De sobrinas chillonas y hermanas insoportables

[1]

Un jadeo indecoroso sale de su primorosa boca. Sonrojado y con la frente perlada de sudor, decide detenerse de la exhaustiva actividad.

No podía más.

Maldito profesor de mierda. ¿Quién carajos se creía como para hacerle esto?

Ah sí, era el maldito Eren Jaeger, el nuevo profesor de educación física que se caía de bueno y que además con una puta sonrisa ya le había aflojado las rodillas.

Joder, y eso que según él no estaba necesitado de sexo ni nada pero en cuanto Eren le sonrió, todo se fue a la maldita mierda. Y eso lo ponía de malas, realmente quería tirárselo, sólo porque estaba buenísimo. Levi no era de los que se alterara con presencias masculinas atractivas, empero, ese hombre era el más atractivo espécimen que había visto.

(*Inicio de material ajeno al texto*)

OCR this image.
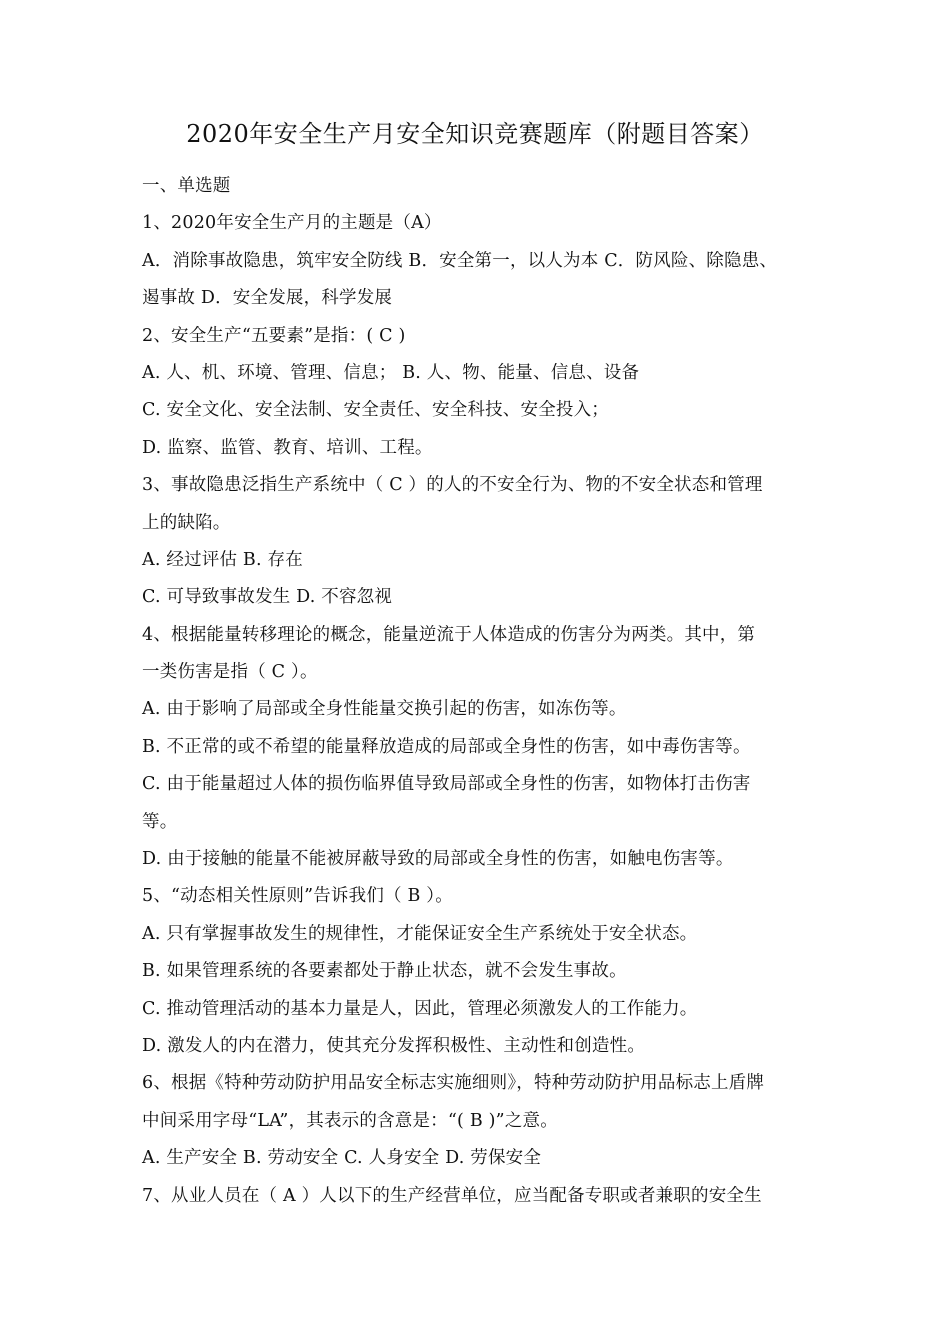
2020年安全生产月安全知识竞赛题库（附题目答案）
一、单选题
1、2020年安全生产月的主题是（A）
A．消除事故隐患，筑牢安全防线 B．安全第一，以人为本 C．防风险、除隐患、
遏事故 D．安全发展，科学发展
2、安全生产“五要素”是指：( C )
A. 人、机、环境、管理、信息； B. 人、物、能量、信息、设备
C. 安全文化、安全法制、安全责任、安全科技、安全投入；
D. 监察、监管、教育、培训、工程。
3、事故隐患泛指生产系统中（ C ）的人的不安全行为、物的不安全状态和管理
上的缺陷。
A. 经过评估 B. 存在
C. 可导致事故发生 D. 不容忽视
4、根据能量转移理论的概念，能量逆流于人体造成的伤害分为两类。其中，第
一类伤害是指（ C ）。
A. 由于影响了局部或全身性能量交换引起的伤害，如冻伤等。
B. 不正常的或不希望的能量释放造成的局部或全身性的伤害，如中毒伤害等。
C. 由于能量超过人体的损伤临界值导致局部或全身性的伤害，如物体打击伤害
等。
D. 由于接触的能量不能被屏蔽导致的局部或全身性的伤害，如触电伤害等。
5、“动态相关性原则”告诉我们（ B ）。
A. 只有掌握事故发生的规律性，才能保证安全生产系统处于安全状态。
B. 如果管理系统的各要素都处于静止状态，就不会发生事故。
C. 推动管理活动的基本力量是人，因此，管理必须激发人的工作能力。
D. 激发人的内在潜力，使其充分发挥积极性、主动性和创造性。
6、根据《特种劳动防护用品安全标志实施细则》，特种劳动防护用品标志上盾牌
中间采用字母“LA”，其表示的含意是：“( B )”之意。
A. 生产安全 B. 劳动安全 C. 人身安全 D. 劳保安全
7、从业人员在（ A ）人以下的生产经营单位，应当配备专职或者兼职的安全生
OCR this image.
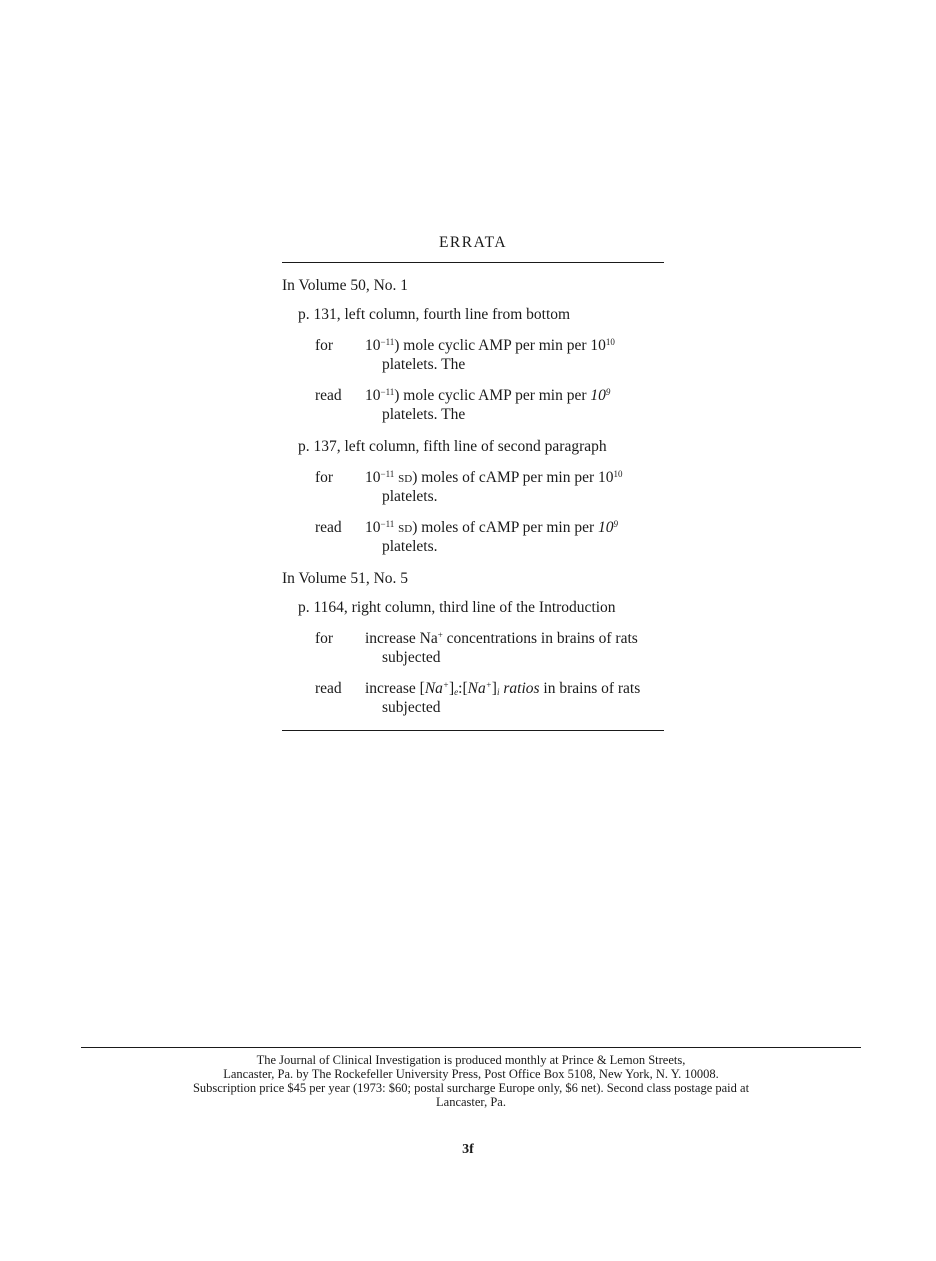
ERRATA
In Volume 50, No. 1
p. 131, left column, fourth line from bottom
for	$10^{-11}$) mole cyclic AMP per min per $10^{10}$ platelets. The
read	$10^{-11}$) mole cyclic AMP per min per $10^9$ platelets. The
p. 137, left column, fifth line of second paragraph
for	$10^{-11}$ sd) moles of cAMP per min per $10^{10}$ platelets.
read	$10^{-11}$ sd) moles of cAMP per min per $10^9$ platelets.
In Volume 51, No. 5
p. 1164, right column, third line of the Introduction
for	increase Na+ concentrations in brains of rats subjected
read	increase $[Na^+]_e:[Na^+]_i$ ratios in brains of rats subjected
The Journal of Clinical Investigation is produced monthly at Prince & Lemon Streets,
Lancaster, Pa. by The Rockefeller University Press, Post Office Box 5108, New York, N. Y. 10008.
Subscription price $45 per year (1973: $60; postal surcharge Europe only, $6 net). Second class postage paid at
Lancaster, Pa.
3f
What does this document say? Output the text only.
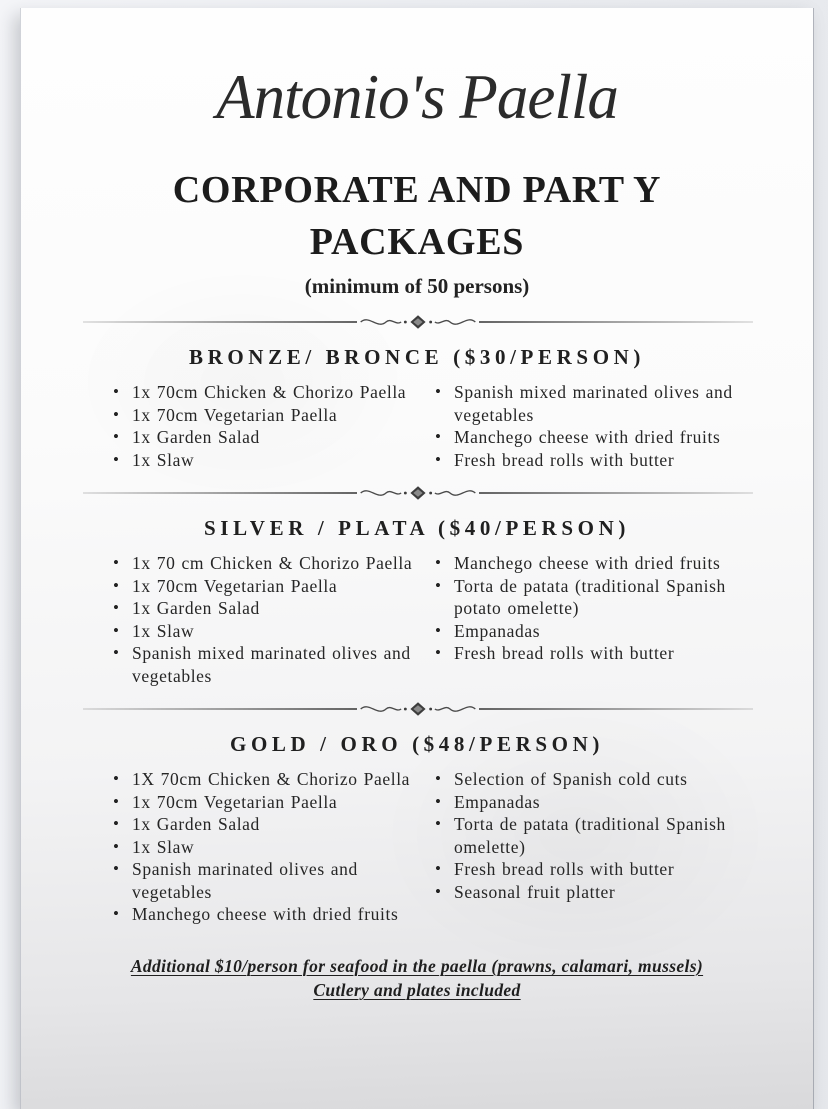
Antonio's Paella
CORPORATE AND PART Y
PACKAGES
(minimum of 50 persons)
BRONZE/ BRONCE ($30/PERSON)
• 1x 70cm Chicken & Chorizo Paella
• 1x 70cm Vegetarian Paella
• 1x Garden Salad
• 1x Slaw
• Spanish mixed marinated olives and vegetables
• Manchego cheese with dried fruits
• Fresh bread rolls with butter
SILVER / PLATA ($40/PERSON)
• 1x 70 cm Chicken & Chorizo Paella
• 1x 70cm Vegetarian Paella
• 1x Garden Salad
• 1x Slaw
• Spanish mixed marinated olives and vegetables
• Manchego cheese with dried fruits
• Torta de patata (traditional Spanish potato omelette)
• Empanadas
• Fresh bread rolls with butter
GOLD / ORO ($48/PERSON)
• 1X 70cm Chicken & Chorizo Paella
• 1x 70cm Vegetarian Paella
• 1x Garden Salad
• 1x Slaw
• Spanish marinated olives and vegetables
• Manchego cheese with dried fruits
• Selection of Spanish cold cuts
• Empanadas
• Torta de patata (traditional Spanish omelette)
• Fresh bread rolls with butter
• Seasonal fruit platter
Additional $10/person for seafood in the paella (prawns, calamari, mussels)
Cutlery and plates included
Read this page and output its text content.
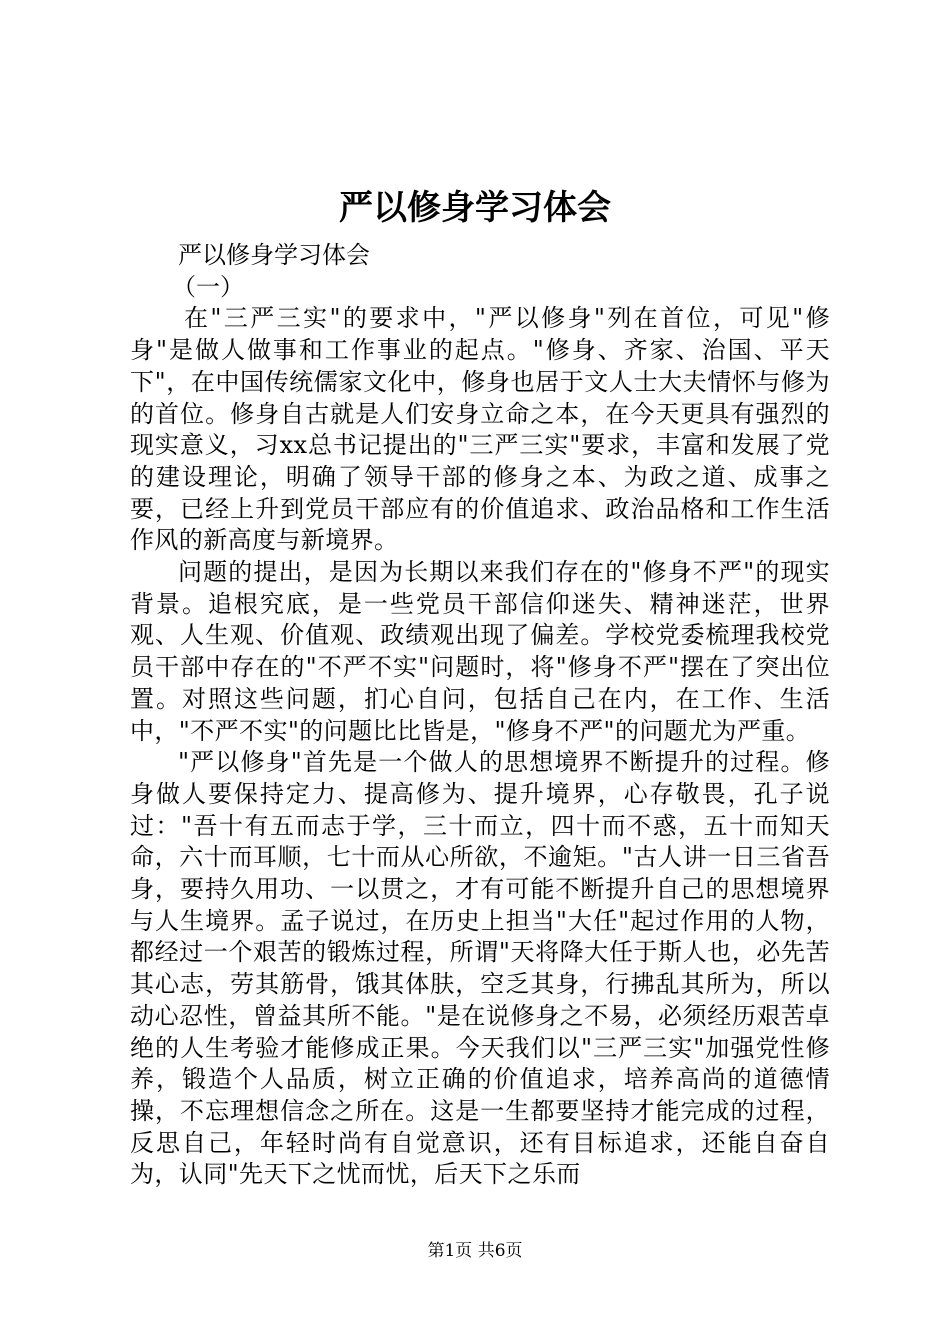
严以修身学习体会

严以修身学习体会

（一）

在"三严三实"的要求中，"严以修身"列在首位，可见"修身"是做人做事和工作事业的起点。"修身、齐家、治国、平天下"，在中国传统儒家文化中，修身也居于文人士大夫情怀与修为的首位。修身自古就是人们安身立命之本，在今天更具有强烈的现实意义，习xx总书记提出的"三严三实"要求，丰富和发展了党的建设理论，明确了领导干部的修身之本、为政之道、成事之要，已经上升到党员干部应有的价值追求、政治品格和工作生活作风的新高度与新境界。

问题的提出，是因为长期以来我们存在的"修身不严"的现实背景。追根究底，是一些党员干部信仰迷失、精神迷茫，世界观、人生观、价值观、政绩观出现了偏差。学校党委梳理我校党员干部中存在的"不严不实"问题时，将"修身不严"摆在了突出位置。对照这些问题，扪心自问，包括自己在内，在工作、生活中，"不严不实"的问题比比皆是，"修身不严"的问题尤为严重。

"严以修身"首先是一个做人的思想境界不断提升的过程。修身做人要保持定力、提高修为、提升境界，心存敬畏，孔子说过："吾十有五而志于学，三十而立，四十而不惑，五十而知天命，六十而耳顺，七十而从心所欲，不逾矩。"古人讲一日三省吾身，要持久用功、一以贯之，才有可能不断提升自己的思想境界与人生境界。孟子说过，在历史上担当"大任"起过作用的人物，都经过一个艰苦的锻炼过程，所谓"天将降大任于斯人也，必先苦其心志，劳其筋骨，饿其体肤，空乏其身，行拂乱其所为，所以动心忍性，曾益其所不能。"是在说修身之不易，必须经历艰苦卓绝的人生考验才能修成正果。今天我们以"三严三实"加强党性修养，锻造个人品质，树立正确的价值追求，培养高尚的道德情操，不忘理想信念之所在。这是一生都要坚持才能完成的过程，反思自己，年轻时尚有自觉意识，还有目标追求，还能自奋自为，认同"先天下之忧而忧，后天下之乐而

第1页 共6页
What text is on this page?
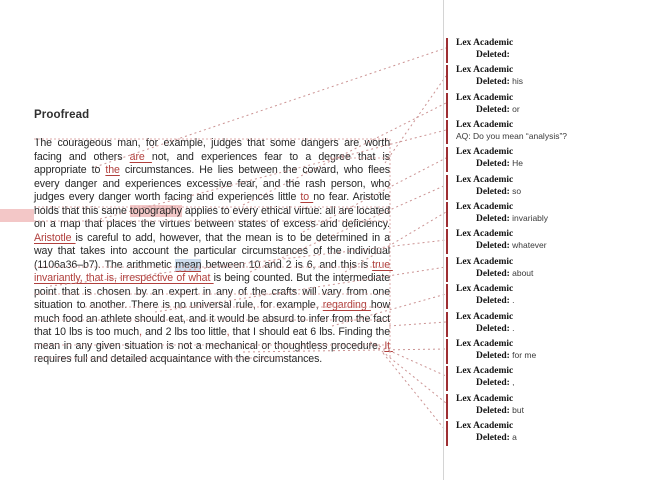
Proofread
The courageous man, for example, judges that some dangers are worth facing and others are not, and experiences fear to a degree that is appropriate to the circumstances. He lies between the coward, who flees every danger and experiences excessive fear, and the rash person, who judges every danger worth facing and experiences little to no fear. Aristotle holds that this same topography applies to every ethical virtue: all are located on a map that places the virtues between states of excess and deficiency. Aristotle is careful to add, however, that the mean is to be determined in a way that takes into account the particular circumstances of the individual (1106a36–b7). The arithmetic mean between 10 and 2 is 6, and this is true invariantly, that is, irrespective of what is being counted. But the intermediate point that is chosen by an expert in any of the crafts will vary from one situation to another. There is no universal rule, for example, regarding how much food an athlete should eat, and it would be absurd to infer from the fact that 10 lbs is too much, and 2 lbs too little, that I should eat 6 lbs. Finding the mean in any given situation is not a mechanical or thoughtless procedure. It requires full and detailed acquaintance with the circumstances.
Lex Academic
Deleted:
Lex Academic
Deleted: his
Lex Academic
Deleted: or
Lex Academic
AQ: Do you mean “analysis”?
Lex Academic
Deleted: He
Lex Academic
Deleted: so
Lex Academic
Deleted: invariably
Lex Academic
Deleted: whatever
Lex Academic
Deleted: about
Lex Academic
Deleted: .
Lex Academic
Deleted: .
Lex Academic
Deleted: for me
Lex Academic
Deleted: ,
Lex Academic
Deleted: but
Lex Academic
Deleted: a
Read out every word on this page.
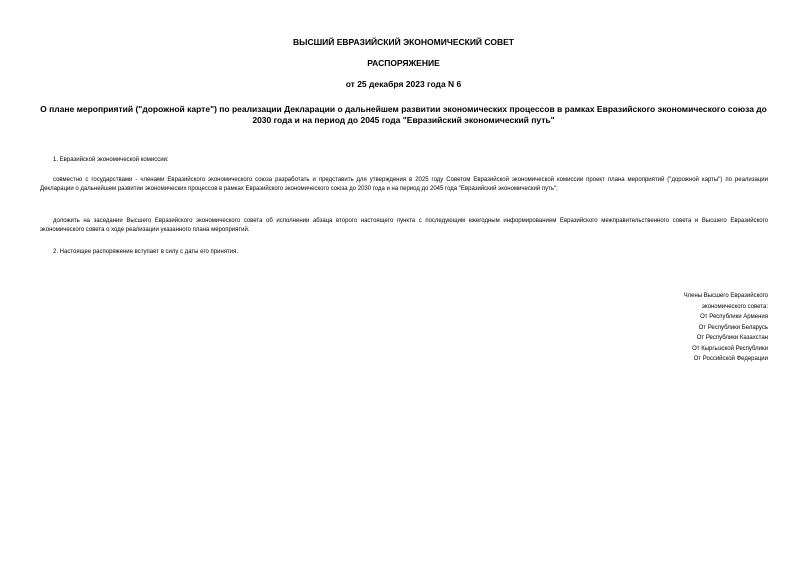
ВЫСШИЙ ЕВРАЗИЙСКИЙ ЭКОНОМИЧЕСКИЙ СОВЕТ
РАСПОРЯЖЕНИЕ
от 25 декабря 2023 года N 6
О плане мероприятий ("дорожной карте") по реализации Декларации о дальнейшем развитии экономических процессов в рамках Евразийского экономического союза до 2030 года и на период до 2045 года "Евразийский экономический путь"
1. Евразийской экономической комиссии:
совместно с государствами - членами Евразийского экономического союза разработать и представить для утверждения в 2025 году Советом Евразийской экономической комиссии проект плана мероприятий ("дорожной карты") по реализации Декларации о дальнейшем развитии экономических процессов в рамках Евразийского экономического союза до 2030 года и на период до 2045 года "Евразийский экономический путь";
доложить на заседании Высшего Евразийского экономического совета об исполнении абзаца второго настоящего пункта с последующим ежегодным информированием Евразийского межправительственного совета и Высшего Евразийского экономического совета о ходе реализации указанного плана мероприятий.
2. Настоящее распоряжение вступает в силу с даты его принятия.
Члены Высшего Евразийского
экономического совета:
От Республики Армения
От Республики Беларусь
От Республики Казахстан
От Кыргызской Республики
От Российской Федерации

Aunque lo había hecho sudar como el infierno. Dios, parecía que había estado dentro de un jodido horno.

Normalmente, las actividades físicas y deportivas no las llevaban a cabo los maestros con los alumnos, pero el idiota del Jaeger le había sugerido con una deliciosa sonrisa para nada sana, que en la antigua primaria donde laboró, los profesores si se ejercitaban junto con los chiquillos. A lo que Levi no pudo evitar sonrojarse como manzana madura, y negarse en rotundo a hacerlo.

No les iba a demostrar a esos mocosos de mierda lo pésimo que era para él hacer piruetas, lagartijas y salto en cuerda, porque realmente nunca fue bueno en gimnasia ni en educación física. Sólo aprobaba porque hacia trabajos extracurriculares, prefería eso a matarse sudando como cerdo con el sol en su cenit.

Sin embargo, los mocosos indecentes corearon en son de burla que su maestro también debía participar con ellos y Eren se atrevió a deslizar con voz insinuante que quizá Levi tenía miedo de hacer ejercicio con los chiquillos porque no poseía buena condición física, en pocas palabras, le dijo gordo.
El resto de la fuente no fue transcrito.